I need to iterate through a set of bytes, searching for a 4 byte value (all 4 bytes are the same). The length of the data is variable and these bytes can be anywhere inside the data; I’m looking for the first instance. I’m trying to find the fastest possible implementation because this logic runs in a critical part of my code.
This will only ever run on x86 & x64, under Windows.
typedef unsigned char Byte;
typedef Byte* BytePtr;
typedef unsigned int UInt32;
typedef UInt32* UInt32Ptr;
const Byte MARKER_BYTE = 0xAA;
const UInt32 MARKER = 0xAAAAAAAA;
UInt32 nDataLength = ...;
BytePtr pData = ...;
BytePtr pEnd = pData + nDataLength - sizeof ( UInt32 );
// Option 1 -------------------------------------------
while ( pData < pEnd )
{
if ( *( (UInt32Ptr) pData ) == MARKER )
{
... // Do something here
break;
}
pData++;
}
// Option 2 -------------------------------------------
while ( pData < pEnd )
{
if ( ( *pData == MARKER_BYTE ) && ( *( (UInt32Ptr) pData ) == MARKER ) )
{
... // Do something here
break;
}
pData++;
}
I think Option 2 is faster but I’m not sure if my reasoning is correct.
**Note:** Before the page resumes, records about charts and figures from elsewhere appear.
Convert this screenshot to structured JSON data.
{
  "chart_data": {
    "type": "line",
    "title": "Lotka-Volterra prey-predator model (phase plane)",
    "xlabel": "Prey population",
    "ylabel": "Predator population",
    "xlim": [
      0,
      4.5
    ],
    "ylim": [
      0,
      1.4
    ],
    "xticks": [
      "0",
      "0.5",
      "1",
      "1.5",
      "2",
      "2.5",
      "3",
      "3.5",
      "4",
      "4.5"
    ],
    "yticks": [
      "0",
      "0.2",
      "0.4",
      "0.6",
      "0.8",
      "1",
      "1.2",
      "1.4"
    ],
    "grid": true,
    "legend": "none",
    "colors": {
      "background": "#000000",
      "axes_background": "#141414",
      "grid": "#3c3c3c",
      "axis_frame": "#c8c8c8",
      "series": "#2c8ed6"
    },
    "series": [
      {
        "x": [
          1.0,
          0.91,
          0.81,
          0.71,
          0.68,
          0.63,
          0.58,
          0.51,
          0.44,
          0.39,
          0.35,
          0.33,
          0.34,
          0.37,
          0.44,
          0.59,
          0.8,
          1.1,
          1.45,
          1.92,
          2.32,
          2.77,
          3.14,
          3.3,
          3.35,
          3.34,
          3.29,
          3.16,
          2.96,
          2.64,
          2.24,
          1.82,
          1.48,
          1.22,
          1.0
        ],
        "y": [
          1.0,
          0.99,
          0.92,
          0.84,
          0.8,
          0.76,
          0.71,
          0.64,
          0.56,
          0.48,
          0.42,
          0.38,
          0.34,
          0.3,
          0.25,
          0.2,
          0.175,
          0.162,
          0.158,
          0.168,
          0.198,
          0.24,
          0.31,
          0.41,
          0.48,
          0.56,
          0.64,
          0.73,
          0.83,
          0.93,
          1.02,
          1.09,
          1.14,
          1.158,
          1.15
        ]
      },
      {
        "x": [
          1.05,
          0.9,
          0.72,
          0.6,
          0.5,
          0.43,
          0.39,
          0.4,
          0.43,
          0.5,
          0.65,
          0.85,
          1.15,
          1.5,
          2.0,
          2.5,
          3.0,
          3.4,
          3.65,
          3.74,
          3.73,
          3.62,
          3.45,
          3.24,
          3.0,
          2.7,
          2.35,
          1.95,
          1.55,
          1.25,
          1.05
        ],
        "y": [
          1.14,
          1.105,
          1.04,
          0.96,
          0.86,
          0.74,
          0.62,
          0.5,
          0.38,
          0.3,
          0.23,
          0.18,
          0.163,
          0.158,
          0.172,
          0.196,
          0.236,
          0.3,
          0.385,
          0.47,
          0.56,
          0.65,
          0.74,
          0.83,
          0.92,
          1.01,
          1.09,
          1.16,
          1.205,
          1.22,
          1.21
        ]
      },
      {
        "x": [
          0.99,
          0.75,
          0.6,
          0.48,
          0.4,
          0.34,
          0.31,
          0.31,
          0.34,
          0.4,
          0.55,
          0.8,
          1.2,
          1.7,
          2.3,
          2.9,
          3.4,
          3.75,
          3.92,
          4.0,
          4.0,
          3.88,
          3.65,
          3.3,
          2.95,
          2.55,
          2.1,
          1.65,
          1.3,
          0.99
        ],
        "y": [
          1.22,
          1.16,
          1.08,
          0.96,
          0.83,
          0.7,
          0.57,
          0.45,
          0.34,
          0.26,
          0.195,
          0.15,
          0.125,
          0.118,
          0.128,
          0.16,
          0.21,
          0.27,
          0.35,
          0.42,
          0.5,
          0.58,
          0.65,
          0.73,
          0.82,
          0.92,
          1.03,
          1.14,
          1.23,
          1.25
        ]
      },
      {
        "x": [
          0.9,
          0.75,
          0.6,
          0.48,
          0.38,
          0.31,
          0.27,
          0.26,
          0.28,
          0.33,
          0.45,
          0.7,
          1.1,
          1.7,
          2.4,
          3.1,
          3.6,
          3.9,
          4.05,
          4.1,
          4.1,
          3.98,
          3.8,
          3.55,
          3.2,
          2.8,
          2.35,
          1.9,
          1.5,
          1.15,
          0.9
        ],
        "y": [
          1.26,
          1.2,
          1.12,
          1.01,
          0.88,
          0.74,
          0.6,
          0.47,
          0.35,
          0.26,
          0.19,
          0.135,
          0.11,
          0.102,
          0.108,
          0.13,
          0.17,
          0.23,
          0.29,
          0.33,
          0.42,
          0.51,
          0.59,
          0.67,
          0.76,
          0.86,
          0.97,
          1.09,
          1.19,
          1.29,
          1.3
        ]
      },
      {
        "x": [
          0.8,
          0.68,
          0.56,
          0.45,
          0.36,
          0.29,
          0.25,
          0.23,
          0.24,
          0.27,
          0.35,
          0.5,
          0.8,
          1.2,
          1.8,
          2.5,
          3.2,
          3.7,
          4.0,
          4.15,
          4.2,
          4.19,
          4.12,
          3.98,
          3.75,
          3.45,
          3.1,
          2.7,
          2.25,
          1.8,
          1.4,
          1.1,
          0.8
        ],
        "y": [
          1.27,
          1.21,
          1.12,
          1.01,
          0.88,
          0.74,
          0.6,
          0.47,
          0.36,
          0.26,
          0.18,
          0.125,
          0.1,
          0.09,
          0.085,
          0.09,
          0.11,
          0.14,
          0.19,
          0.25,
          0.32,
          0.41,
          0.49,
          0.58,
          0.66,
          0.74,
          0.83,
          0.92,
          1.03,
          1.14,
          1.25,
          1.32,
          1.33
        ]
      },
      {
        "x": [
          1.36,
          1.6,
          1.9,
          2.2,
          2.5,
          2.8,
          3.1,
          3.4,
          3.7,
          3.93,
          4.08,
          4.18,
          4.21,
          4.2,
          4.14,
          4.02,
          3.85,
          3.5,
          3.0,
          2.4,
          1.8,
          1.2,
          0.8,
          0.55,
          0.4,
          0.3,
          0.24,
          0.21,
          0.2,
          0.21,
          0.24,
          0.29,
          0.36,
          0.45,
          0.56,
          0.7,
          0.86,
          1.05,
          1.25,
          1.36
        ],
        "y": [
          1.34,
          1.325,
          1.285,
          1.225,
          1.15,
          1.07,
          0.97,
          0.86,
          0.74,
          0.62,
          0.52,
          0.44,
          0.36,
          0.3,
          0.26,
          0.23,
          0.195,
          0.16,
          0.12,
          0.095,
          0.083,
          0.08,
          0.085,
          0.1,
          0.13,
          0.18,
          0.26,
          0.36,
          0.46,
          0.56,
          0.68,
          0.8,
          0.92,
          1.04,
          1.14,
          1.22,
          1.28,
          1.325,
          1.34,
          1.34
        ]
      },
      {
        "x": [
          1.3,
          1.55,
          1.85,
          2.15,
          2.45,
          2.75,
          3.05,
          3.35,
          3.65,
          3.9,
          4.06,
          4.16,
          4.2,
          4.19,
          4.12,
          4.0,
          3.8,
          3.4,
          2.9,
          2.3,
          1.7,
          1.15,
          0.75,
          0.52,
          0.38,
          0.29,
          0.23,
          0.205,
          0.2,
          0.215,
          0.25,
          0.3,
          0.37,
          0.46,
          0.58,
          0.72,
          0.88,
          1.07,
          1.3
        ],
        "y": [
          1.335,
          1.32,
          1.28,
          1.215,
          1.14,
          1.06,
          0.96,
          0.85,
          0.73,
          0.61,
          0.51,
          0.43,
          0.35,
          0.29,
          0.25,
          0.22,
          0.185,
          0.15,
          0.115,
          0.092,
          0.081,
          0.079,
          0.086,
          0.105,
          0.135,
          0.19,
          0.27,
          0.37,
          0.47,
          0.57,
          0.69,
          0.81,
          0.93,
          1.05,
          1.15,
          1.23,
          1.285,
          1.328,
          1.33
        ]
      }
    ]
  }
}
Option 1 first reads 4 bytes from memory, checks it against the 4-byte constant and if not found, it steps onto the next byte and starts over. The next 4-byte ready from memory is going to overlap 3 bytes already read so the same bytes need to be fetched again. Most bytes before my 4-byte marker would be read twice.
Option 2 only reads 1 byte at a time and if that single byte is a match, it reads the full 4-byte value from that address. This way, all bytes are read only once and only the 4 matching bytes are read twice.
Is my reasoning correct or am I overlooking something?
And before someone brings it up, yes, I really do need to perform this kind of optimization. 🙂
Edit: note, that this code will only ever run on Intel / AMD based computers. I don’t care if other architectures would fail to run this, as long as normal x86 / x64 computers (desktops / servers) run this without problems or performance penalties.
Edit 2: compiler is VC++ 2008, if that helps.
You might also try the Boyer-Moore approach.
If you’re lucky, that tests only every fourth byte until you found a match.
Whether that’s faster or slower than testing every single byte is anybody’s guess for short patterns as this.